Tuesday, August 09, 2005

Thoughts from El Roblar, written August 9

Sitting in my eight by six foot brick room, I contemplate the walls (three plain brick and one half of one brick painted white), the single light bulb, and the tin roof, squeaking tat tat tat as the rain falls down. My bed, a wooden frame covered with a few pillows and a fabulous wool blanket, is covered with an exotic looking light green mosquito net, which I hope is keeping me safe from such interesting illnesses as malaria and denghue fever. This small room and comfortable (if hard) bed, as well as electric plug to which I can connect this foreign laptop computer, strike me as absolute luxury in this setting. Who would have known that I could here sleep so well.
En el campo, everything is made with corn. From guerila (green corn tortillas), to atoll (ground corn cooked with sugar until thick), to tamales dulces (corn meal mixed with sugar and then cooked in the cascara of the corn), to nacatamales (corn meal and rice and pollo cooked in banana leaves), to regular tortillas. Maiz, and the other “granos básicos” make up the regular diet of almost all campesinos, interspliced with some cooked tomatoes, avocadoes, papas, or something of the like. Dessert can be anything from atoll, to an actual sugar cane, which you suck on until you wish to spit it out. According to my plan, and that of the family abuela, I should come home able to make any and all of these meals.

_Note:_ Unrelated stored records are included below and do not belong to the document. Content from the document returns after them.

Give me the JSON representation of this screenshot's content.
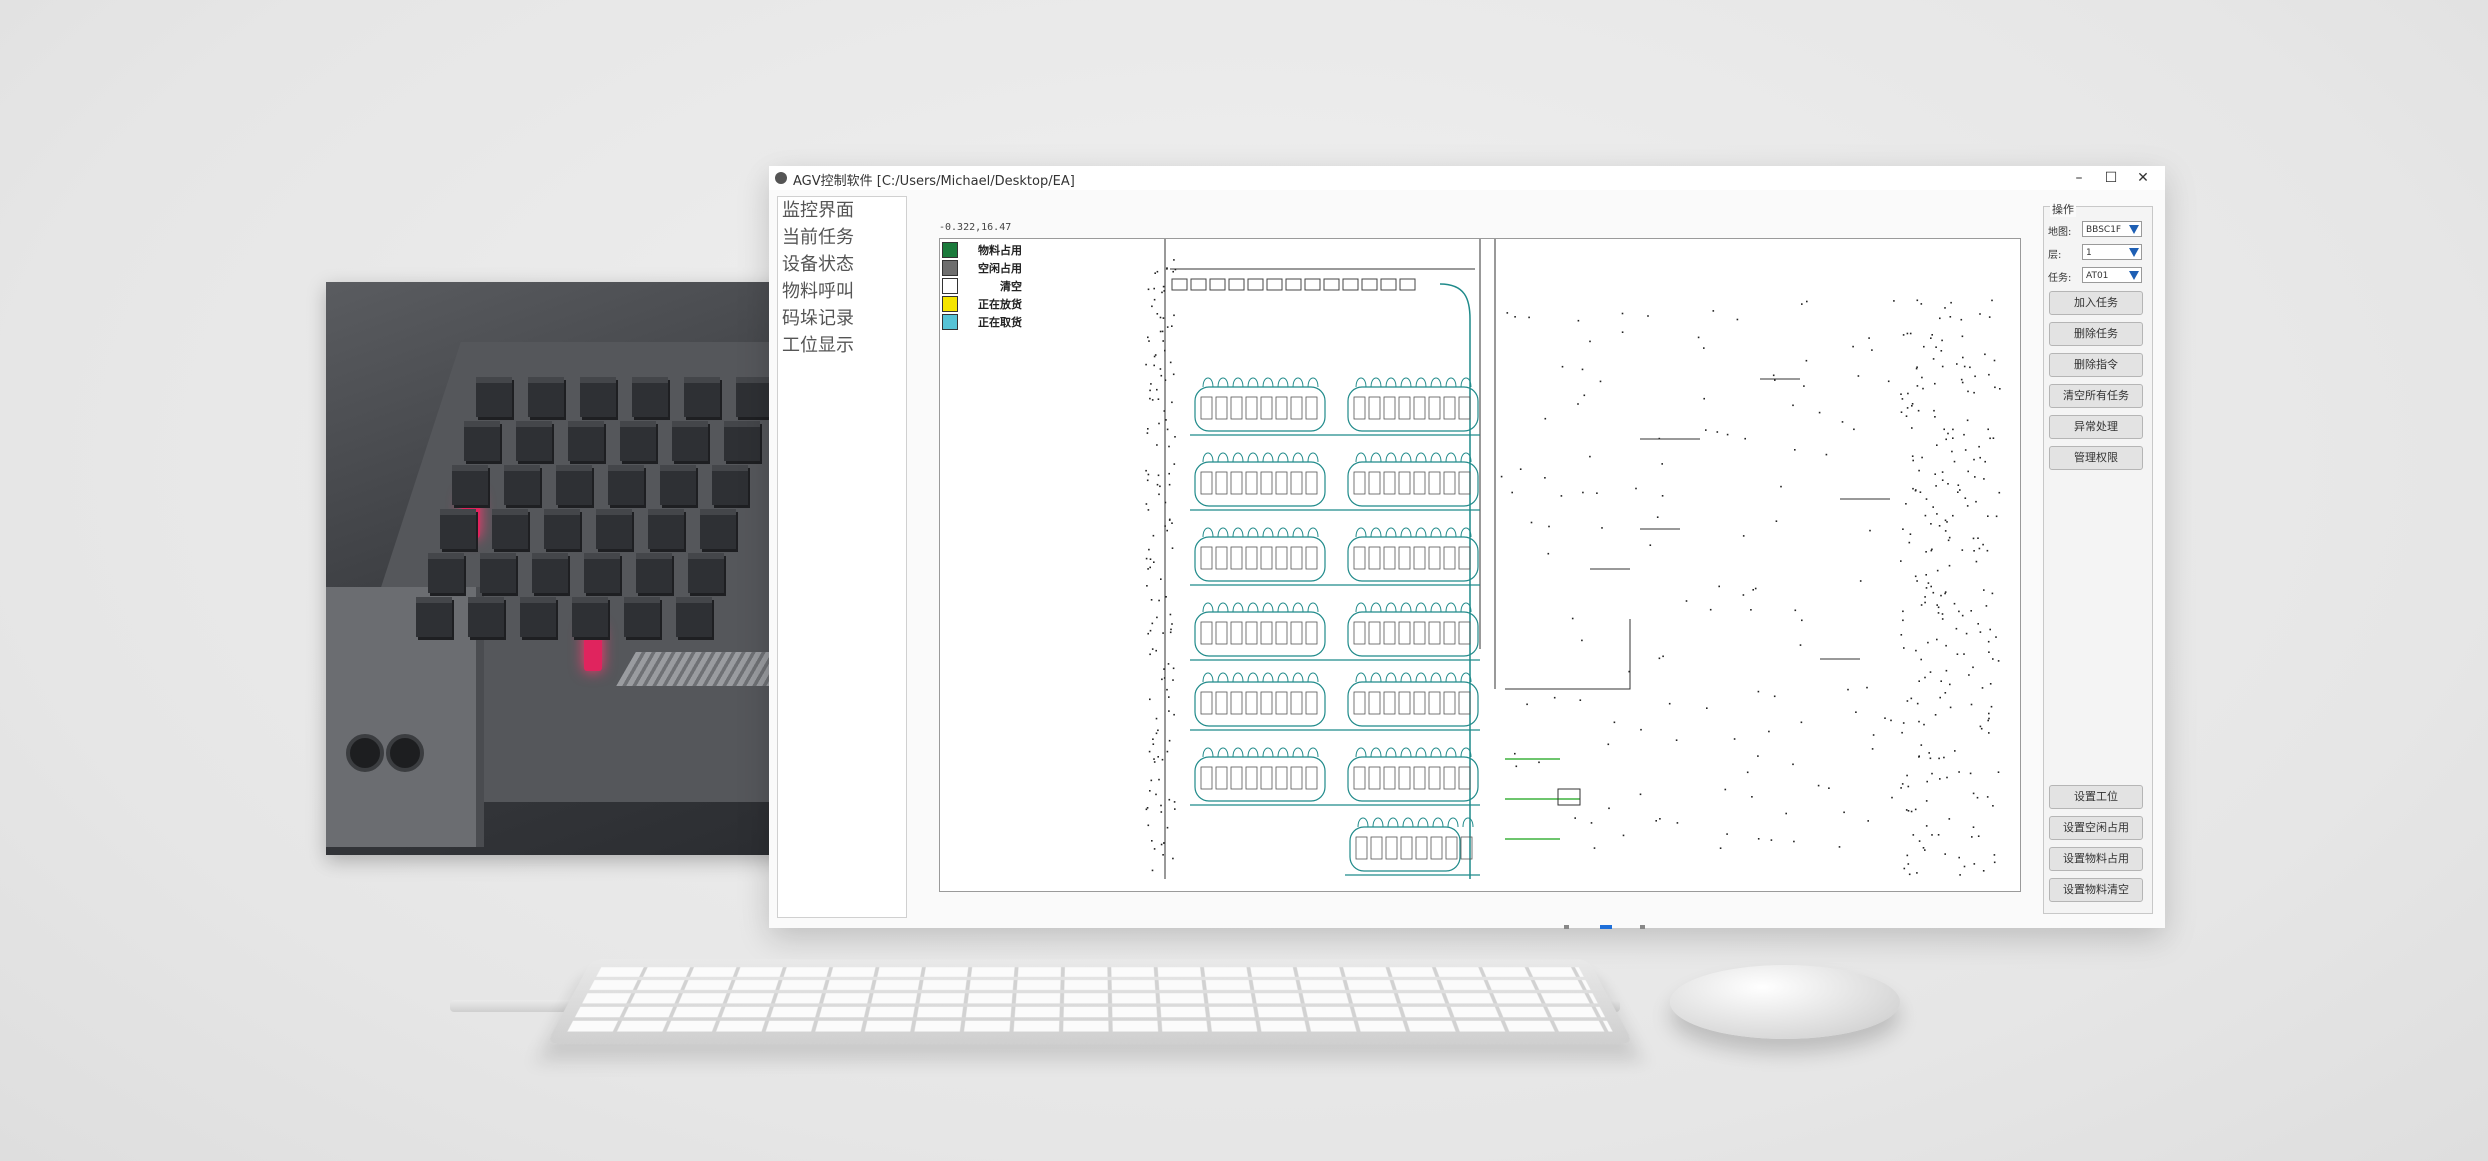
{
  "window": {
    "title": "AGV控制软件 [C:/Users/Michael/Desktop/EA]",
    "minimize": "–",
    "maximize": "☐",
    "close": "✕"
  },
  "nav": [
    "监控界面",
    "当前任务",
    "设备状态",
    "物料呼叫",
    "码垛记录",
    "工位显示"
  ],
  "map": {
    "coordinate": "-0.322,16.47",
    "legend": [
      {
        "label": "物料占用",
        "color": "#1b7a3b"
      },
      {
        "label": "空闲占用",
        "color": "#6e6e6e"
      },
      {
        "label": "清空",
        "color": "#ffffff"
      },
      {
        "label": "正在放货",
        "color": "#f5e500"
      },
      {
        "label": "正在取货",
        "color": "#56c3d6"
      }
    ],
    "route_color": "#1f8a8a",
    "active_route_color": "#3fb23f"
  },
  "ops": {
    "title": "操作",
    "fields": [
      {
        "label": "地图:",
        "value": "BBSC1F"
      },
      {
        "label": "层:",
        "value": "1"
      },
      {
        "label": "任务:",
        "value": "AT01"
      }
    ],
    "top_buttons": [
      "加入任务",
      "删除任务",
      "删除指令",
      "清空所有任务",
      "异常处理",
      "管理权限"
    ],
    "bottom_buttons": [
      "设置工位",
      "设置空闲占用",
      "设置物料占用",
      "设置物料清空"
    ]
  }
}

Rubber boots seem to me an absolute necessity for campo life, where, despite there being a huge amount of work to be done, life moves slowly. People are all awake from 5 or six in the morning, making tortillas, or feeding the pigs, but then pass the day either in the kitchen (a large room with a mud floor, an open flame stove top, and a stone slab onto which a faucet drops water) or on the veranda, playing guitar and talking. As the day draws to a close, the family (and others, who suddenly appear from anywhere) gather around the small television to watch the novellas of the “mexicanos dramaticos”, in which the wife of one man now has to move with him to the house of his brother, who is actually the father of her newborn child. Gasps and giggles emanate from the entire crowd as the hour progresses.
Who knew how many new things a person can learn in a day, or feel adjusted to. Today I climbed a waterfall, ate sugar cane cut with a machete, used a giant malanga leaf as a rain hat, and walked along with two young men who brought a machete “en caso de que”. I played at piedritas con Jocelyn (throwing up a marble, trying to agarrar some semillas antes de que the marble lands again on the tile floor). Tomorrow, the five foot grandmother Dora is to teach me about the washing of clothes here, which will then be hung up on the barbed wire clotheslines dispersed around the outside of the house. Funny too, and wonderful, how all of the sudden, in this atmosphere, things like cold showers attained by pouring bowls full of water over one’s head, and putting on one’s boots to traipse through the mud to the outhouse seem perfectly natural.
As I continue to live here, my mind moves more and more back to its Spanish language banks. Las palabras se me salen, though they may not be proper “nica” speak. But I am learning it, chinchelas for sandals, calcomanillas son stickers, para alli voy.
Though I am not sure just how this project or this year will take shape, I am trying to soak up all that I can. To come away knowing much more about agriculture, about coffee, about cooperatives (not in theory, but in practice), and about what it is to wake up under a mosquito net in a small brick room, to face the day, and find out what is entailed in that.